I used Redis, NGINX & PHP-FPM for my chat project. Not super elegant, but it does the trick. There are a few pieces to the puzzle.
There is a very simple PHP script that receives client commands and puts them in one massive LIST. It also checks all room LISTs and the users private LIST to see if there are messages it must deliver. This is polled by a client written in jQuery & it's done every few seconds.
There is a command line PHP script that operates server side in an infinite loop, 20 times per second, which checks this list and then processes these commands. The script handles who is in what room and permissions in the scripts memory, this info is not stored in Redis.
Redis has a LIST for each room & a LIST for each user which operates as a private queue. It also has multiple counters for each room the user is in. If the users counter is less than the total messages in the room, then it gets the difference and sends it to the user.

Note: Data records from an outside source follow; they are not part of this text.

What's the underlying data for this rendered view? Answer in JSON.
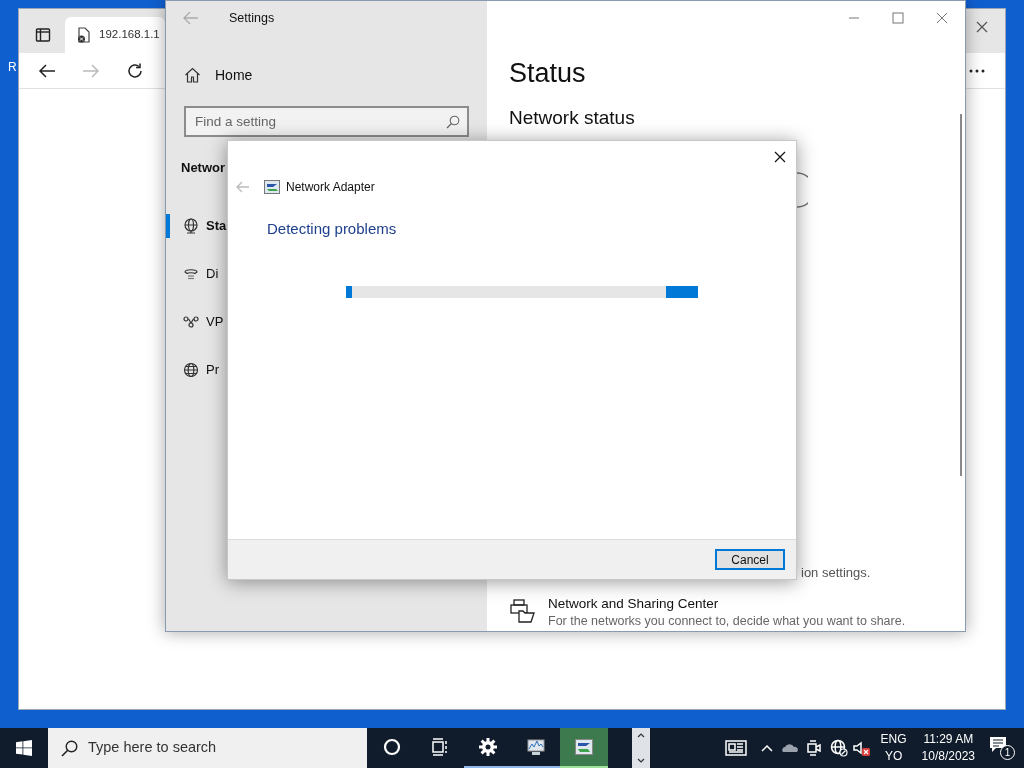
{
  "desktop_icon_labels": [
    "R"
  ],
  "browser": {
    "tab_title": "192.168.1.1"
  },
  "settings": {
    "title": "Settings",
    "home": "Home",
    "search": {
      "placeholder": "Find a setting"
    },
    "section_heading": "Networ",
    "nav": [
      {
        "kind": "status",
        "label": "Sta",
        "selected": true
      },
      {
        "kind": "dialup",
        "label": "Di",
        "selected": false
      },
      {
        "kind": "vpn",
        "label": "VP",
        "selected": false
      },
      {
        "kind": "proxy",
        "label": "Pr",
        "selected": false
      }
    ],
    "page_title": "Status",
    "network_status_heading": "Network status",
    "partial_text": "ion settings.",
    "links": [
      {
        "kind": "sharing-center",
        "title": "Network and Sharing Center",
        "description": "For the networks you connect to, decide what you want to share."
      }
    ]
  },
  "dialog": {
    "title": "Network Adapter",
    "heading": "Detecting problems",
    "progress": {
      "level": 0.09
    },
    "cancel": "Cancel"
  },
  "taskbar": {
    "search_placeholder": "Type here to search",
    "apps": [
      {
        "kind": "cortana",
        "running": false,
        "selected": false
      },
      {
        "kind": "task-view",
        "running": false,
        "selected": false
      },
      {
        "kind": "settings",
        "running": true,
        "selected": false
      },
      {
        "kind": "monitor",
        "running": true,
        "selected": false
      },
      {
        "kind": "network-adapter",
        "running": true,
        "selected": true
      }
    ],
    "language": [
      "ENG",
      "YO"
    ],
    "time": "11:29 AM",
    "date": "10/8/2023",
    "notification_count": "1"
  }
}
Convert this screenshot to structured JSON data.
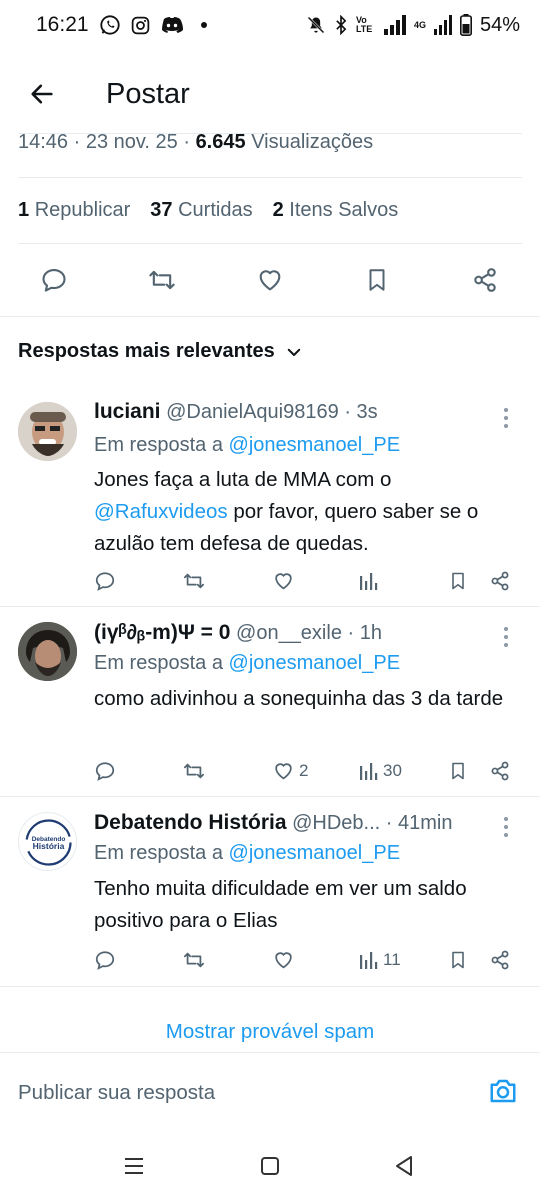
{
  "status_bar": {
    "time": "16:21",
    "battery": "54%",
    "volte": "Vo LTE",
    "network": "4G"
  },
  "appbar": {
    "title": "Postar"
  },
  "post_meta": {
    "time": "14:46",
    "date": "23 nov. 25",
    "views_count": "6.645",
    "views_label": "Visualizações"
  },
  "post_stats": {
    "reposts_count": "1",
    "reposts_label": "Republicar",
    "likes_count": "37",
    "likes_label": "Curtidas",
    "saves_count": "2",
    "saves_label": "Itens Salvos"
  },
  "sort": {
    "label": "Respostas mais relevantes"
  },
  "replies": [
    {
      "name": "luciani",
      "handle": "@DanielAqui98169",
      "time": "3s",
      "reply_prefix": "Em resposta a",
      "reply_to": "@jonesmanoel_PE",
      "text_part1": "Jones faça a luta de MMA com o",
      "mention": "@Rafuxvideos",
      "text_part2": "por favor, quero saber se o azulão tem defesa de quedas.",
      "likes": "",
      "views": ""
    },
    {
      "name": "(iγᵝ∂ᵦ-m)Ψ = 0",
      "handle": "@on__exile",
      "time": "1h",
      "reply_prefix": "Em resposta a",
      "reply_to": "@jonesmanoel_PE",
      "text": "como adivinhou a sonequinha das 3 da tarde",
      "likes": "2",
      "views": "30"
    },
    {
      "name": "Debatendo História",
      "handle": "@HDeb...",
      "time": "41min",
      "reply_prefix": "Em resposta a",
      "reply_to": "@jonesmanoel_PE",
      "text": "Tenho muita dificuldade em ver um saldo positivo para o Elias",
      "avatar_text_top": "Debatendo",
      "avatar_text_bottom": "História",
      "likes": "",
      "views": "11"
    }
  ],
  "spam_link": "Mostrar provável spam",
  "composer": {
    "placeholder": "Publicar sua resposta"
  },
  "colors": {
    "accent": "#1d9bf0",
    "text": "#0f1419",
    "secondary": "#536471",
    "divider": "#e6ecf0"
  }
}
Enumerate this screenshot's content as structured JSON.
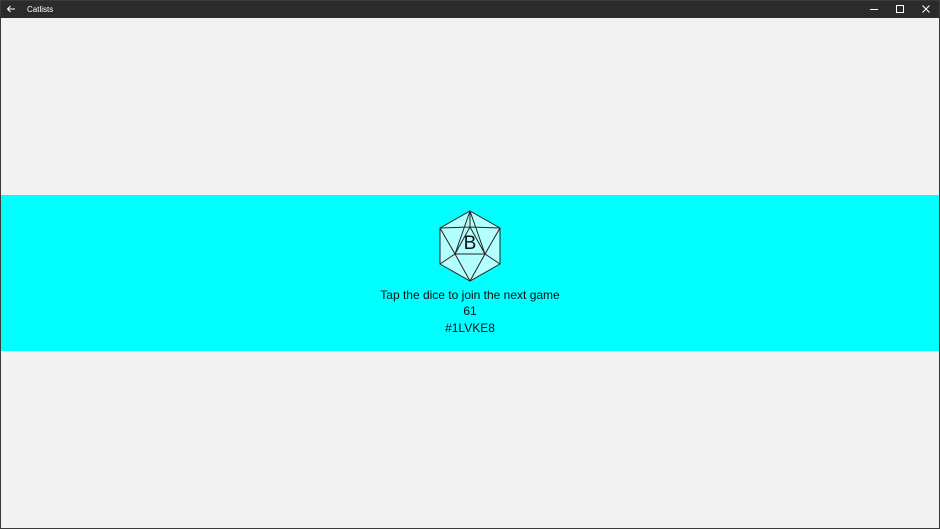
{
  "window": {
    "title": "Catlists"
  },
  "theme": {
    "banner_color": "#00ffff",
    "background_color": "#f2f2f2",
    "titlebar_color": "#2b2b2b",
    "dice_fill": "#b3ffff"
  },
  "icons": {
    "back": "arrow-left-icon",
    "minimize": "minimize-icon",
    "maximize": "maximize-icon",
    "close": "close-icon",
    "dice": "d20-dice-icon"
  },
  "game": {
    "dice_letter": "B",
    "prompt": "Tap the dice to join the next game",
    "count": "61",
    "code": "#1LVKE8"
  }
}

I haven't been able to stress test this solution, but at least from my basic benchmarking it could probably handle many thousands of messages per second. There is also the opportunity to port this over to something like Node.js to increase performance. Redis is also maturing and has some interesting features like Pub/Subscribe commands, which might be of interest, that would possibly remove the polling on the server side possibly.
I looked into Comet based solutions, but many of them were complicated, poorly documented or would require me learning an entirely new language(e.g. Jetty->Java, APE->C),etc... Also delivery and going through proxies can sometimes be an issue with Comet. So that is why I've stuck with polling.
I imagine you could do something similar with MongoDB. A collection per room, a collection per user & then a collection which maintains counters. You'll still need to write a back-end daemon or script to handle manging where these messages go. You could also use MongoDB's "limited collections", which keeps the documents sorted & also automatically clears old messages out, but that could be complicated in maintaining proper counters.